Doug Martsch is angry.
Nearing the end of a seemingly enjoyable set Tuesday night at Brooklyn’s venue of pleasing, Polish pride, Warsaw, egomachine Martsch decided to dose the crowd with a dash of not so subtle political rhetoric. A short 10 minute film narrated by Calvin Johnson depicting the injustices of (you guessed it) the Bush administration and their war on ecoterrorists was played on a medium sized screen and soundtracked by an instrumental Halo Benders tune. Some people clapped, some people scowled and a drunk guy did the unimaginable…he hurled a plastic cup at the stage.
In the realm of rowdy crowd antics this was no Altamont. Hell, the cup wasn’t even full. But for a good 60-90 seconds Martsch was seriously perturbed and would continue to bring up the event approximately 3 more times before the night was over demanding to know who the culprit was so he didn’t “sign that fuckin’ dude’s ticket or something.”
“He should just stick to the music,” quipped a sheepish crowd member.

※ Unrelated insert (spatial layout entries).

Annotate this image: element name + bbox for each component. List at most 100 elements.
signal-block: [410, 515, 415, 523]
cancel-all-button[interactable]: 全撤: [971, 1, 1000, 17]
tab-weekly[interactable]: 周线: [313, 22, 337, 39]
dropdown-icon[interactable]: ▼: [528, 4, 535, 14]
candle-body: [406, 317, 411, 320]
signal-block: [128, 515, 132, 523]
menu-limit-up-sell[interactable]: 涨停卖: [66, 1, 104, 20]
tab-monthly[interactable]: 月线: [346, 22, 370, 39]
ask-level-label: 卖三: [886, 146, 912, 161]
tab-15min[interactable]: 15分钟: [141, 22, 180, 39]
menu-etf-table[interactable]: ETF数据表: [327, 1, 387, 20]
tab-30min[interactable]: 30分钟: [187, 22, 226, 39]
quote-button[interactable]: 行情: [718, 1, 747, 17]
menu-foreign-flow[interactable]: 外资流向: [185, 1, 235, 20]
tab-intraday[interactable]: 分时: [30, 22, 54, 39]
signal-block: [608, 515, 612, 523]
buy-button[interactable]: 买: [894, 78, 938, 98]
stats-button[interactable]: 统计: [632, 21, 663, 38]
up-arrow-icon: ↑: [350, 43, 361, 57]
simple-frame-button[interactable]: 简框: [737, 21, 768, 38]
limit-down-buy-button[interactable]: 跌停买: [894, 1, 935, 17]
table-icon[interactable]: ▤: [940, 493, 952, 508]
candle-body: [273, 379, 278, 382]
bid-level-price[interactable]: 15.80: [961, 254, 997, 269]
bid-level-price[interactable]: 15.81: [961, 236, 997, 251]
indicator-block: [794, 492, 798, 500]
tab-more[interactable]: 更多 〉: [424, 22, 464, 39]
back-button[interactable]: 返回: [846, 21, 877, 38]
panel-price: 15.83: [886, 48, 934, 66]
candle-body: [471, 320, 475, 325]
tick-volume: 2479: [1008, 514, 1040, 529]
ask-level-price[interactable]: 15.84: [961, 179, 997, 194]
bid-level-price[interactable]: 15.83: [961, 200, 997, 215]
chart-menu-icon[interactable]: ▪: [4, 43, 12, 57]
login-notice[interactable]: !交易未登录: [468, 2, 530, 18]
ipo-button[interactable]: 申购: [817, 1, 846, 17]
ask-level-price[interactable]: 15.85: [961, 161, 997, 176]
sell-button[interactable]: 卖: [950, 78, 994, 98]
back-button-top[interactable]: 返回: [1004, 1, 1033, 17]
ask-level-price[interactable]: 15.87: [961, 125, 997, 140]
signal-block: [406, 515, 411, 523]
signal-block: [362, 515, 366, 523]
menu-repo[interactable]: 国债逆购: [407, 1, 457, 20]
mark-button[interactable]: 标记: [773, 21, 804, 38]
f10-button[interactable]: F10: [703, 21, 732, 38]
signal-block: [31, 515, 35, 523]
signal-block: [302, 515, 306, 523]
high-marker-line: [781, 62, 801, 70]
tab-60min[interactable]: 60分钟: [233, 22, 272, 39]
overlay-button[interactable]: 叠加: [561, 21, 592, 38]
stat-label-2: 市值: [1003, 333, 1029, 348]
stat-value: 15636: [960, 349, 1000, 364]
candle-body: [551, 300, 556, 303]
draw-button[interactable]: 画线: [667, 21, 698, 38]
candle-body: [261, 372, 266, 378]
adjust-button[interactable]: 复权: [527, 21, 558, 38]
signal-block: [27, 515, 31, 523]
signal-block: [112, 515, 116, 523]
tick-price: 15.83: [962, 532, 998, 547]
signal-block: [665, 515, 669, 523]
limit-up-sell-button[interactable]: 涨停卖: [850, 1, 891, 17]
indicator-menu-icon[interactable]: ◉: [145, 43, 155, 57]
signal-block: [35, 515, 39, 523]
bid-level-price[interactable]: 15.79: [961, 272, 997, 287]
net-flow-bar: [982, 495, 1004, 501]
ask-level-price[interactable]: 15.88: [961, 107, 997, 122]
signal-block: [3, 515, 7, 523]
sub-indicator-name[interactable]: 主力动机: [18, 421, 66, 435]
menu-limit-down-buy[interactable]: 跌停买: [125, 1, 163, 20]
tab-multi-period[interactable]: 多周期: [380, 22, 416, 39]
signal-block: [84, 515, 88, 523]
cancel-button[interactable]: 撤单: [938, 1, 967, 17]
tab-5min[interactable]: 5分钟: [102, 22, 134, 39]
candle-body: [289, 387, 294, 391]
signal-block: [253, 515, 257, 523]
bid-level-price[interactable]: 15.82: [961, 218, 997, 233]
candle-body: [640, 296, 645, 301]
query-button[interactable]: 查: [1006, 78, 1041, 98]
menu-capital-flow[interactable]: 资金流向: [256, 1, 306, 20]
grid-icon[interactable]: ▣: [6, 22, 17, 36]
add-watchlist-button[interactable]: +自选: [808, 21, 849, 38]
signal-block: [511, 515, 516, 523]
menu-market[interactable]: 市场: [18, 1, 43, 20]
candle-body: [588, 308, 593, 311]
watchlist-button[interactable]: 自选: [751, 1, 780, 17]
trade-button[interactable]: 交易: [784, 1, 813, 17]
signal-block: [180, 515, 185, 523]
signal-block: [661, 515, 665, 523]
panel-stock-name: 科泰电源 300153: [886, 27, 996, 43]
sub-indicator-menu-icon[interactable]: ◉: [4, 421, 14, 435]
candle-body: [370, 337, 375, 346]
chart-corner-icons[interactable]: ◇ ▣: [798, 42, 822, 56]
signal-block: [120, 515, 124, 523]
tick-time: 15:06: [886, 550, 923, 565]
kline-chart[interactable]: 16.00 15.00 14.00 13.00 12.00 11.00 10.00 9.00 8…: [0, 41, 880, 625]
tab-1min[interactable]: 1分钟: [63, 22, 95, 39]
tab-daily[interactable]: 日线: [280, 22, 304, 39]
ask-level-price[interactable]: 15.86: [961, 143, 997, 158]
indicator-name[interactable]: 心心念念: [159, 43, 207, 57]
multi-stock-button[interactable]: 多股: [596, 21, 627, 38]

When they weren’t turning the venue into a ad hoc political rally, Martsch and the gang were truly at their best displaying pieces of work from their ciritcally acclaimed You In Reverse and nearly every album that came before it. “Traces” kicked off the evening with an extended bridge highlighted by the Spill’s massive three guitar irruption. Built to Spill always had a knack for birdging the gap between the empty-headed jam band fans and the hipsters of various zip codes throughout the USA and their live show attendees and performances reiterate this notion thoroughly. For every cloud of pot smoke and dreadlocks there was a mop of unkempt hair and youth medium t shirts. And for everry jangled, Pavement inspired pop selection (“Big Dipper”) The Spill didn’t so much counter as they complemented themselves with drawn out, thoughtful classics (“Kicked It In The Sun”). More recent cuts such as the masterful “Conventional Wisdom” bled the ears of all those listening in the most wonderful of ways and a cover of the anti-war song “Rearrange” by the obscure but seminal reggae outfit the Gladiators let the spotlight shine soley on Martsch and swayed the crowd both east and west. The Spill also premiered two brand new songs (titles withheld) both in a familar and playful vein and intensified by signature, caustic guitar lines. Fan favorite “Carry the Zero” ended the set and Doug being Doug didn’t even bother to leave the stage prior to the encore opting to stay it alone admist the hoot and hollers of his fans and play with his projector set up. When the other band members decided to rejoin their bearded leader on stage they launched into a self-serving version of “Randy Described Eternity” that was marred by more noise than melody and carried on close to 30 minutes or as a fan put it, 3-4 other songs’ length.
By the show’s end my subway line was down and I somehow wound up in Bushwick talking with an ex-convict about urban plight and how giving him my ATM card won’t solve the bigger problems. But all in all I can’t complain and even if I could, my whines and sighs are nothing compared to Doug’s.